The choice of this study to use a semi-structured interview approach, rather than in-depth interviews, may have limited its ability to explore some issues raised by participants in more detail. Although a range of ED diagnoses were included in the sample, the small size limited the ability to compare experiences across different diagnoses. It should also be noted that only men over 18 were interviewed, and the relevance of gender in treatment for adults may differ to those of children and adolescents.

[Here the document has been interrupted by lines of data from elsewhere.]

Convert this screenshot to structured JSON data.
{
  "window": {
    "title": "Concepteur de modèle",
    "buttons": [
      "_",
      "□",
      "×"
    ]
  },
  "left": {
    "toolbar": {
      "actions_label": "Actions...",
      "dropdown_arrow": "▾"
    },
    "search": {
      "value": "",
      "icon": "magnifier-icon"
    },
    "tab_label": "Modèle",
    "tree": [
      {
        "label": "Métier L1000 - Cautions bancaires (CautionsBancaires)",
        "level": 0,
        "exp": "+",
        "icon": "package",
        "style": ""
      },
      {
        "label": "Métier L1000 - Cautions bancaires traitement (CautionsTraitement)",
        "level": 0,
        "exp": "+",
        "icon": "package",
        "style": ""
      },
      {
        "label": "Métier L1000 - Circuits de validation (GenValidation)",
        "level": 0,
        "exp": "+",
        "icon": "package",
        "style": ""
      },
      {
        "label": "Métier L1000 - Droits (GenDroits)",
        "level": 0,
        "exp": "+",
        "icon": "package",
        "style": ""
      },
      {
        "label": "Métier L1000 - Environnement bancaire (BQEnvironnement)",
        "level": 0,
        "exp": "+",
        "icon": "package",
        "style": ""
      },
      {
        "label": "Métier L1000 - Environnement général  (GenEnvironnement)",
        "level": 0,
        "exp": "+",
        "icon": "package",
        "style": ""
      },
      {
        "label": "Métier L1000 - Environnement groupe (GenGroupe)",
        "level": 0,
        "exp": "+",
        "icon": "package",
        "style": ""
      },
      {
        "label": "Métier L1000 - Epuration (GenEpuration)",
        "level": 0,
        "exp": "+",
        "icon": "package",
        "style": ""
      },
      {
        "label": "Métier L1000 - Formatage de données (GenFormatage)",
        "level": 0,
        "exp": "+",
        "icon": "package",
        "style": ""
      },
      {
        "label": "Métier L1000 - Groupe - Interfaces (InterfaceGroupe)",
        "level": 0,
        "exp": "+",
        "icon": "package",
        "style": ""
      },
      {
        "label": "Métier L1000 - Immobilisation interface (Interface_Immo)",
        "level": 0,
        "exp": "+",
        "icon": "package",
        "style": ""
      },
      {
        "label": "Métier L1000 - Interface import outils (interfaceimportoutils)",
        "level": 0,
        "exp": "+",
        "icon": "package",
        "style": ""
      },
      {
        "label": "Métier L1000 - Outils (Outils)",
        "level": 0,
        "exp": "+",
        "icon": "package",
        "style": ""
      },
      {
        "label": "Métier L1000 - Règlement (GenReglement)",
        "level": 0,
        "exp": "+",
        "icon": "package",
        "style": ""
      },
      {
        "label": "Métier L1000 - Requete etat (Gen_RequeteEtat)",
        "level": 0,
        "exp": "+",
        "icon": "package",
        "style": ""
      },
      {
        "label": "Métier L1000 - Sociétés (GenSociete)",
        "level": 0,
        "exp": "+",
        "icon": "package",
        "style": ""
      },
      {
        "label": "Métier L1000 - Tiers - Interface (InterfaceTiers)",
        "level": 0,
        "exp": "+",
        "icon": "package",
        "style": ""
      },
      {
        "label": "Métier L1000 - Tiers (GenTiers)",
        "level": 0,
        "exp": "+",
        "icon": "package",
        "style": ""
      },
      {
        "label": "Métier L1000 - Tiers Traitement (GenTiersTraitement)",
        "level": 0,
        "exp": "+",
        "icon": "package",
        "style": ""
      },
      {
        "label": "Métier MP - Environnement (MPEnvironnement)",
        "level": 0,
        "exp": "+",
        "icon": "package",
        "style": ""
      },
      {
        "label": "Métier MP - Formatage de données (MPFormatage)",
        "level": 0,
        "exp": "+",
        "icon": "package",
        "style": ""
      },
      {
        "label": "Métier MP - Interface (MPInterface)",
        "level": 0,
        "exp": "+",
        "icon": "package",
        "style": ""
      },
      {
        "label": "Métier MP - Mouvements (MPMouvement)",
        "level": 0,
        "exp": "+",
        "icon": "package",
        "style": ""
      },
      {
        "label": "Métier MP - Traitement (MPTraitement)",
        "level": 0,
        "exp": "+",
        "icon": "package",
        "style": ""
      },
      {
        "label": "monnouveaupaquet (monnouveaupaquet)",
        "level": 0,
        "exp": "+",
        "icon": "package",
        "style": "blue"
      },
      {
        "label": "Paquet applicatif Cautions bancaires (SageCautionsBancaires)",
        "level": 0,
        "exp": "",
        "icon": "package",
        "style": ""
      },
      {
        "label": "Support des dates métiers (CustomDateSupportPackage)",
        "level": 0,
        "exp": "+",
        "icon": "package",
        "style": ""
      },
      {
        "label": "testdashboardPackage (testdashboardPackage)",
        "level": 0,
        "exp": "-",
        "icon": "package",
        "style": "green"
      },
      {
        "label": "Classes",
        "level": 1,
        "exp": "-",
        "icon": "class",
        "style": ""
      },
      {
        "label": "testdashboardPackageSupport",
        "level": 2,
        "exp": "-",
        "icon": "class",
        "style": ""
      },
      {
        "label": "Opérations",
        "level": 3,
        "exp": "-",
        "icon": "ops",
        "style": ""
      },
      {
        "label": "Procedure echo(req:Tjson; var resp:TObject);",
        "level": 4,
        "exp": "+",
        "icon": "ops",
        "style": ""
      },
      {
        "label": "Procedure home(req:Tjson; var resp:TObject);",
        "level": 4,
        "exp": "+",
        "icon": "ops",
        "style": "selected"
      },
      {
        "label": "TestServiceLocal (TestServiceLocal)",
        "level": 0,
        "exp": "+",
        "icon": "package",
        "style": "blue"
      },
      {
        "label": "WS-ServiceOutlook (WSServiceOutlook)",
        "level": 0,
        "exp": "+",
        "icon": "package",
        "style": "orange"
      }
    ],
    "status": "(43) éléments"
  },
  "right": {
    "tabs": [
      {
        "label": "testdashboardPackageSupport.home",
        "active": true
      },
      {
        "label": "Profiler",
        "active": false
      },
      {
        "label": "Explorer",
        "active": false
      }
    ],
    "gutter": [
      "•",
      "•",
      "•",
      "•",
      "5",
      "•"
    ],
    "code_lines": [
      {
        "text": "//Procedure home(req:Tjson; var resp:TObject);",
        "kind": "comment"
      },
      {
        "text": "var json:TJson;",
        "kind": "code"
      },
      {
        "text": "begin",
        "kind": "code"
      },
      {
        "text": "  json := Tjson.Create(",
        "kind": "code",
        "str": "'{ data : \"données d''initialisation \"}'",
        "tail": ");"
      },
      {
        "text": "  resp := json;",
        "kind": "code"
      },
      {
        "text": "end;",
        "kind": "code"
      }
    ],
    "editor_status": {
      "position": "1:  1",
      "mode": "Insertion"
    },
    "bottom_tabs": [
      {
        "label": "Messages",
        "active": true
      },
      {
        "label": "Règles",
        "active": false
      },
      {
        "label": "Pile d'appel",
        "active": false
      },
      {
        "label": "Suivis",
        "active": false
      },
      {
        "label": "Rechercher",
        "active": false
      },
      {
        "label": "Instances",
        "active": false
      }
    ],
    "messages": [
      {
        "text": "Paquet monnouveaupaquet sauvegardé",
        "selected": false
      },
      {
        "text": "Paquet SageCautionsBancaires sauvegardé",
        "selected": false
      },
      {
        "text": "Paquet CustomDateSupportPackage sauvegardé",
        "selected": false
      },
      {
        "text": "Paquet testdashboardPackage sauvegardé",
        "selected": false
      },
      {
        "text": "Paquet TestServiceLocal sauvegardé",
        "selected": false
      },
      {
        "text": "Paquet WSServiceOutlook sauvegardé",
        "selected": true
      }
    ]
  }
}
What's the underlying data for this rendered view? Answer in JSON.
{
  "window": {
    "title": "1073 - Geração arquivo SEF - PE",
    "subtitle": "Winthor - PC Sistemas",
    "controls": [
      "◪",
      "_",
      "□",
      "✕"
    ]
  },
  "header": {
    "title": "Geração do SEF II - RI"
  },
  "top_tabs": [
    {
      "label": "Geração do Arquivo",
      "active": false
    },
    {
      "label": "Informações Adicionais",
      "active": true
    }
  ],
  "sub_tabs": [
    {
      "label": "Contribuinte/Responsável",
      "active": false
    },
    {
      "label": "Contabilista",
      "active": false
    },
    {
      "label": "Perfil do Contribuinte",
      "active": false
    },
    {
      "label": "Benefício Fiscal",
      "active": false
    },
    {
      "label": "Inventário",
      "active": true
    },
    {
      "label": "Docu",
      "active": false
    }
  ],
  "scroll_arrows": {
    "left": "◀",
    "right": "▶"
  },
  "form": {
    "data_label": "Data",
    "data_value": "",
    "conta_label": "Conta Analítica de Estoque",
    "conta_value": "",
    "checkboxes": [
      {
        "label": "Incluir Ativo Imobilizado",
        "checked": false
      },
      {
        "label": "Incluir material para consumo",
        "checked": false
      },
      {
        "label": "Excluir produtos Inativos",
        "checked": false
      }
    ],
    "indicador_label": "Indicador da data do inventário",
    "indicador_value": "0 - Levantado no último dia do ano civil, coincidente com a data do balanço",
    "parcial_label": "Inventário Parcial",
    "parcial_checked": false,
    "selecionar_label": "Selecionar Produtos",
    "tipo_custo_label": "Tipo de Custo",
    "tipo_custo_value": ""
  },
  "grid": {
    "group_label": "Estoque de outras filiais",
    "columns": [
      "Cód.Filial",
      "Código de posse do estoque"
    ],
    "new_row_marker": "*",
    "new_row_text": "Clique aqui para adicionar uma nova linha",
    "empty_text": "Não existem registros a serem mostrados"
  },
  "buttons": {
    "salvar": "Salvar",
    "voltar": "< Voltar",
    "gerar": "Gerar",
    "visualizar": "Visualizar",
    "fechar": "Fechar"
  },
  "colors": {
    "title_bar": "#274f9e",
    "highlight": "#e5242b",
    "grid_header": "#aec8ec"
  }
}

This study only included men who had experienced ED treatment in UK NHS services. That no participant in this study had experienced male-only treatment spaces may reflect a lack of such gender-specific services in the UK, whereas male-only treatment environments or specialised treatment tracks have been described in the research literature in the USA and Canada [11, 21]. Therefore, the preference in this sample for a greater focus on male inclusion within gender-integrated treatments may be influenced by the fact that participants had not experienced gender-segregated treatment. Additionally, the fact that only two participants who had experienced inpatient treatment were included in this study limits its ability to draw conclusions regarding the appropriateness of mixed-gender accommodations on inpatient units.


The participants in this study did not feel like men need fundamentally different ED treatment approaches, and wanted to be seen as individuals rather than being defined by their gender. However, at present, treatment environments are often female dominated, which may lead to men feeling excluded. Treatment spaces for EDs could consider adaptations to make the environment more “male friendly”, such as integrating male experiences into treatment materials, and considering the content of group therapies. Future research should further investigate the provision of gender-inclusive versus gender-segregated treatment for EDs and its impact on patient outcomes.